If a compound is more solube than another compound, can we say that it is more likely to stay in a given solution than the other less soluble compound would be to stay in that same given solution?

I don't quite understand your question... I will however tell you something, that I recently learned in my classes (you lucky! ;))

Ok, every substance has a constant of solution, a sort of rule for it's extent of dissolution in water and other solvents.

Let's say a certain compound AB.

A^+ B^- (s) \rightleftharpoons A^+ (aq) + B^- (aq) (adding water)

The constant is called K_sp.

It is given by:

K_{sp} = \frac{[A^+][B^-]}{[AB]}

The square brackets mean concentration, and since a solid cannot have a concentration, we make it 1. Hence,

K_{sp} =[A^+][B^-]

Ok, you'll notice the reversible sign up there, in the equation. It's because the solid is in dynamic equilibrium with the ions, hence explaining why some compounds are more soluble than others. They have different equilibrium points.
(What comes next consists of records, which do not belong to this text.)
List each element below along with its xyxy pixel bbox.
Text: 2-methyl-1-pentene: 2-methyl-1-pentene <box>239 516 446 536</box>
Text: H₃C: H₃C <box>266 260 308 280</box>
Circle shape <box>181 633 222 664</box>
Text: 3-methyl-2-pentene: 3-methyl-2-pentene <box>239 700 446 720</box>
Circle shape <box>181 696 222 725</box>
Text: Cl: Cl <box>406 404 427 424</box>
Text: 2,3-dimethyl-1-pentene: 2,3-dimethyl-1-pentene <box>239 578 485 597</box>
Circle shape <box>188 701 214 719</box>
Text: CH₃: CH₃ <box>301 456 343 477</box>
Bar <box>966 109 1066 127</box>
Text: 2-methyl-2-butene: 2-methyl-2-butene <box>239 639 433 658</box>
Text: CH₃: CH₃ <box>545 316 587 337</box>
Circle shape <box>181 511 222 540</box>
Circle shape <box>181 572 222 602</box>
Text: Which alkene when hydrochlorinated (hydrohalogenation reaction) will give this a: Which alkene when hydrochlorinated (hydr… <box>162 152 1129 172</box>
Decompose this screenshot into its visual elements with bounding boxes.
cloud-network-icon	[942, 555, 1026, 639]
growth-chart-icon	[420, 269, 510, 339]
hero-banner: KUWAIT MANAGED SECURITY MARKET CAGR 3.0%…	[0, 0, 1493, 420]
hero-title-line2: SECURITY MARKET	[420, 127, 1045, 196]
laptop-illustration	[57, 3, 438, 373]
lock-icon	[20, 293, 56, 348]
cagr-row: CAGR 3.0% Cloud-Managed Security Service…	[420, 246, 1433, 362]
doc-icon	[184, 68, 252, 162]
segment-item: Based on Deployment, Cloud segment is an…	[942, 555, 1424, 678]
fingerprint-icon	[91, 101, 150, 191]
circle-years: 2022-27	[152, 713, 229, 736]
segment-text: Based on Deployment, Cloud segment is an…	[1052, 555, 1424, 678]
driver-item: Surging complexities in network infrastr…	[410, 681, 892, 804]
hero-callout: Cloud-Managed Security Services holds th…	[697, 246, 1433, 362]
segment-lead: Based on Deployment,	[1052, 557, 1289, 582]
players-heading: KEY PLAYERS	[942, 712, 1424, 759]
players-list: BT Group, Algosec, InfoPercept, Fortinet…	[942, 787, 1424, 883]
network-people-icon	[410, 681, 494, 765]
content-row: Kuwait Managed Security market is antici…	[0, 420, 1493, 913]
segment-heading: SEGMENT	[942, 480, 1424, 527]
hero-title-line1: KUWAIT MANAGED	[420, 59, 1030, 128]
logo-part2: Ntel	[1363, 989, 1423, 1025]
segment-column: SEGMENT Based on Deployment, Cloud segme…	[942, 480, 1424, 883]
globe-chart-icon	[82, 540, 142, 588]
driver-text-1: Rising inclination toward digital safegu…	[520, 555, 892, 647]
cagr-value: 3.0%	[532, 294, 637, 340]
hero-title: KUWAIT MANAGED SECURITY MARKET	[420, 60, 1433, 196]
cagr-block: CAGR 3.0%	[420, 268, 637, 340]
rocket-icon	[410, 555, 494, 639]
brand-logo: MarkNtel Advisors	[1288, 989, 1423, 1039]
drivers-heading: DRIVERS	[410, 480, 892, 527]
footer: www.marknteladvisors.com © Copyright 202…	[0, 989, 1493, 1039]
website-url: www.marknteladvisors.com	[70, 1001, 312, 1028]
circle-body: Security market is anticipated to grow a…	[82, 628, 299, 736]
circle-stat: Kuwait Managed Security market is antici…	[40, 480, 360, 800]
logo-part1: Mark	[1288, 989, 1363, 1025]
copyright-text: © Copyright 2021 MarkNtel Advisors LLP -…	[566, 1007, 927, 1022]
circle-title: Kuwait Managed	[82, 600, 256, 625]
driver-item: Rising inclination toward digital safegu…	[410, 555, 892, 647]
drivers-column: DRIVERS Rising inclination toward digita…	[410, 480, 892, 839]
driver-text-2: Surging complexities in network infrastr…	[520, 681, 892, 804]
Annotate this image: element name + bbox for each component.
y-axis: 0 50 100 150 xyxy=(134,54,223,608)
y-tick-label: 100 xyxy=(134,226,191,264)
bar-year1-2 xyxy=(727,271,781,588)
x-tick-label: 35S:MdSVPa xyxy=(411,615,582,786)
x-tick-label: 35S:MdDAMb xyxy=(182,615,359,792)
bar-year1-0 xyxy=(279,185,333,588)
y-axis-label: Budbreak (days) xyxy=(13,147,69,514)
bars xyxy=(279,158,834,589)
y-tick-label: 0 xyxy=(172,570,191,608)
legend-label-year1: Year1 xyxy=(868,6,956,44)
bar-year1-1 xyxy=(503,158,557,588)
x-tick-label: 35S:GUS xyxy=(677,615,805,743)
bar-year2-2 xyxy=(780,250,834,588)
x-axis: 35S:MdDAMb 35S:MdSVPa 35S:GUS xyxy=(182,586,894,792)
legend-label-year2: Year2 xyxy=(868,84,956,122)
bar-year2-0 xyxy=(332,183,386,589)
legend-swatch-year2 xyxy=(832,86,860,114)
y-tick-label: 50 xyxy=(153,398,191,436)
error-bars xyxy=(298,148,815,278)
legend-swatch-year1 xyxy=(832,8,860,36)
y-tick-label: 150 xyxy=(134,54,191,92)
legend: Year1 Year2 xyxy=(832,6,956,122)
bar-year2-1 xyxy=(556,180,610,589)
Back to the subject, the more soluble a compound is, the more ions you'll have and the higher the constant you'll have, and thus that constant is closely related to the solubility.

Therefore, any compound will obey that constant at a given temperature and this will determine how many ions will stay in the solution or not. A more soluble compound will have more ions in the solution than a less soluble one, given the ions are in equilibrium with the solid. If there is no solid, some of the ions will become solid to keep the equilibrium.